RCA : la Banque mondiale plaide pour une réforme des finances publiques
La Banque mondiale appelle la République centrafricaine à accélérer les réformes de ses finances publiques afin de consolider la stabilité macroéconomique, renforcer la mobilisation des ressources intérieures et créer les conditions d’une croissance inclusive et créatrice d’emplois.
Dans une nouvelle Revue des finances publiques intitulée « Renforcer la transparence, la viabilité et l’efficacité du secteur public », l’institution souligne que, malgré les progrès enregistrés ces dernières années, le pays reste confronté à d’importantes fragilités structurelles qui freinent son développement.
Des finances publiques sous forte pression
Le rapport met en évidence plusieurs contraintes qui limitent les capacités d’action de l’État.
La mobilisation des recettes intérieures demeure inférieure à 10 % du PIB, l’un des niveaux les plus faibles de la région. Dans le même temps, la masse salariale absorbe jusqu’à 73 % des ressources publiques, réduisant considérablement les marges budgétaires disponibles pour financer les investissements publics.

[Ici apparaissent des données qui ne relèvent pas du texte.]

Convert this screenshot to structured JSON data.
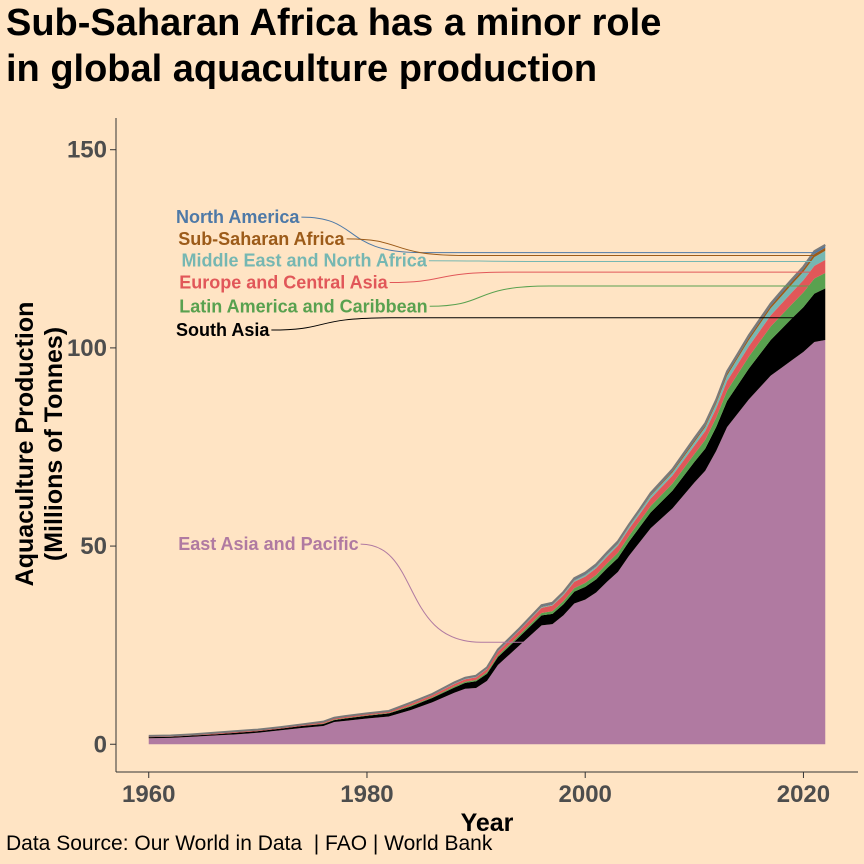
{
  "title": {
    "line1": "Sub-Saharan Africa has a minor role",
    "line2": "in global aquaculture production"
  },
  "source": "Data Source: Our World in Data  | FAO | World Bank",
  "chart_data": {
    "type": "area",
    "stacked": true,
    "xlabel": "Year",
    "ylabel_line1": "Aquaculture Production",
    "ylabel_line2": "(Millions of Tonnes)",
    "xlim": [
      1957,
      2025
    ],
    "ylim": [
      -7,
      158
    ],
    "xticks": [
      1960,
      1980,
      2000,
      2020
    ],
    "yticks": [
      0,
      50,
      100,
      150
    ],
    "x": [
      1960,
      1962,
      1964,
      1966,
      1968,
      1970,
      1972,
      1974,
      1976,
      1977,
      1978,
      1980,
      1982,
      1984,
      1986,
      1988,
      1989,
      1990,
      1991,
      1992,
      1994,
      1996,
      1997,
      1998,
      1999,
      2000,
      2001,
      2002,
      2003,
      2004,
      2005,
      2006,
      2008,
      2010,
      2011,
      2012,
      2013,
      2014,
      2015,
      2016,
      2017,
      2018,
      2019,
      2020,
      2021,
      2022
    ],
    "series": [
      {
        "name": "East Asia and Pacific",
        "color": "#B07AA1",
        "values": [
          1.5,
          1.6,
          1.9,
          2.2,
          2.5,
          2.9,
          3.5,
          4.1,
          4.6,
          5.6,
          5.9,
          6.5,
          7.0,
          8.6,
          10.6,
          13.0,
          14.0,
          14.2,
          16.0,
          20.0,
          25.0,
          30.0,
          30.3,
          32.5,
          35.5,
          36.5,
          38.3,
          41.0,
          43.5,
          47.5,
          51.0,
          54.5,
          59.5,
          66.0,
          69.0,
          74.0,
          80.0,
          83.5,
          87.0,
          90.0,
          93.0,
          95.0,
          97.0,
          99.0,
          101.5,
          102.0
        ]
      },
      {
        "name": "South Asia",
        "color": "#000000",
        "values": [
          0.3,
          0.3,
          0.3,
          0.3,
          0.4,
          0.4,
          0.4,
          0.5,
          0.5,
          0.5,
          0.6,
          0.7,
          0.8,
          0.9,
          1.1,
          1.3,
          1.5,
          1.7,
          1.8,
          2.0,
          2.2,
          2.5,
          2.6,
          2.8,
          3.0,
          3.2,
          3.3,
          3.4,
          3.5,
          3.6,
          3.8,
          4.0,
          4.5,
          5.2,
          5.6,
          6.0,
          6.6,
          7.2,
          7.8,
          8.4,
          9.0,
          9.8,
          10.6,
          11.3,
          12.2,
          13.0
        ]
      },
      {
        "name": "Latin America and Caribbean",
        "color": "#59A14F",
        "values": [
          0.0,
          0.0,
          0.0,
          0.0,
          0.0,
          0.0,
          0.0,
          0.0,
          0.1,
          0.1,
          0.1,
          0.1,
          0.1,
          0.2,
          0.2,
          0.3,
          0.3,
          0.3,
          0.4,
          0.4,
          0.5,
          0.6,
          0.7,
          0.8,
          0.9,
          1.0,
          1.1,
          1.2,
          1.3,
          1.4,
          1.5,
          1.6,
          1.8,
          2.0,
          2.2,
          2.4,
          2.6,
          2.8,
          3.0,
          3.2,
          3.4,
          3.5,
          3.6,
          3.7,
          3.8,
          3.9
        ]
      },
      {
        "name": "Europe and Central Asia",
        "color": "#E15759",
        "values": [
          0.2,
          0.2,
          0.2,
          0.3,
          0.3,
          0.3,
          0.3,
          0.3,
          0.4,
          0.4,
          0.4,
          0.4,
          0.4,
          0.5,
          0.5,
          0.6,
          0.6,
          0.7,
          0.8,
          1.0,
          1.1,
          1.3,
          1.4,
          1.5,
          1.6,
          1.6,
          1.7,
          1.7,
          1.8,
          1.8,
          1.8,
          1.9,
          2.0,
          2.1,
          2.2,
          2.3,
          2.4,
          2.5,
          2.6,
          2.7,
          2.8,
          2.9,
          3.0,
          3.1,
          3.2,
          3.3
        ]
      },
      {
        "name": "Middle East and North Africa",
        "color": "#76B7B2",
        "values": [
          0.0,
          0.0,
          0.0,
          0.0,
          0.0,
          0.0,
          0.0,
          0.0,
          0.0,
          0.0,
          0.0,
          0.0,
          0.0,
          0.1,
          0.1,
          0.1,
          0.1,
          0.1,
          0.1,
          0.1,
          0.1,
          0.2,
          0.2,
          0.3,
          0.3,
          0.4,
          0.4,
          0.5,
          0.5,
          0.5,
          0.6,
          0.7,
          0.8,
          0.9,
          1.0,
          1.2,
          1.4,
          1.5,
          1.6,
          1.7,
          1.8,
          1.9,
          2.0,
          2.1,
          2.2,
          2.3
        ]
      },
      {
        "name": "Sub-Saharan Africa",
        "color": "#9C5B19",
        "values": [
          0.0,
          0.0,
          0.0,
          0.0,
          0.0,
          0.0,
          0.0,
          0.0,
          0.0,
          0.0,
          0.0,
          0.0,
          0.0,
          0.0,
          0.0,
          0.0,
          0.0,
          0.0,
          0.0,
          0.0,
          0.0,
          0.1,
          0.1,
          0.1,
          0.1,
          0.1,
          0.1,
          0.1,
          0.1,
          0.1,
          0.1,
          0.2,
          0.3,
          0.4,
          0.4,
          0.4,
          0.5,
          0.5,
          0.6,
          0.6,
          0.6,
          0.7,
          0.7,
          0.7,
          0.8,
          0.8
        ]
      },
      {
        "name": "North America",
        "color": "#4E79A7",
        "values": [
          0.1,
          0.1,
          0.1,
          0.1,
          0.1,
          0.1,
          0.1,
          0.1,
          0.1,
          0.1,
          0.1,
          0.1,
          0.1,
          0.2,
          0.2,
          0.3,
          0.3,
          0.3,
          0.3,
          0.4,
          0.4,
          0.4,
          0.4,
          0.4,
          0.5,
          0.5,
          0.5,
          0.5,
          0.5,
          0.5,
          0.5,
          0.5,
          0.5,
          0.6,
          0.6,
          0.6,
          0.6,
          0.6,
          0.6,
          0.6,
          0.6,
          0.6,
          0.6,
          0.6,
          0.7,
          0.7
        ]
      }
    ],
    "labels": [
      {
        "series": "North America",
        "color": "#4E79A7",
        "label_x": 1962.5,
        "label_y": 133
      },
      {
        "series": "Sub-Saharan Africa",
        "color": "#9C5B19",
        "label_x": 1962.7,
        "label_y": 127.5
      },
      {
        "series": "Middle East and North Africa",
        "color": "#76B7B2",
        "label_x": 1963.0,
        "label_y": 122
      },
      {
        "series": "Europe and Central Asia",
        "color": "#E15759",
        "label_x": 1962.8,
        "label_y": 116.5
      },
      {
        "series": "Latin America and Caribbean",
        "color": "#59A14F",
        "label_x": 1962.8,
        "label_y": 110.5
      },
      {
        "series": "South Asia",
        "color": "#000000",
        "label_x": 1962.5,
        "label_y": 104.5
      },
      {
        "series": "East Asia and Pacific",
        "color": "#B07AA1",
        "label_x": 1962.7,
        "label_y": 50.5
      }
    ]
  }
}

La Banque mondiale relève également une forte dépendance à l’aide extérieure ainsi qu’un sous-investissement chronique dans des secteurs essentiels comme l’éducation et la santé, pourtant indispensables au développement du capital humain.
Mieux mobiliser les ressources nationales
Pour Cheick Fantamady Kanté, le renforcement de la mobilisation des recettes domestiques constitue une priorité.
« En renforçant la mobilisation des recettes intérieures et la gestion des finances publiques, la RCA peut générer une marge budgétaire nécessaire pour investir dans son capital humain, dans les services publics et poser les bases d’une croissance inclusive et durable », a-t-il déclaré.
Le rapport estime que le pays dispose d’un important potentiel de mobilisation de ressources, notamment grâce à une meilleure valorisation des secteurs forestier et minier, à la modernisation de l’administration fiscale et à une gouvernance publique plus transparente.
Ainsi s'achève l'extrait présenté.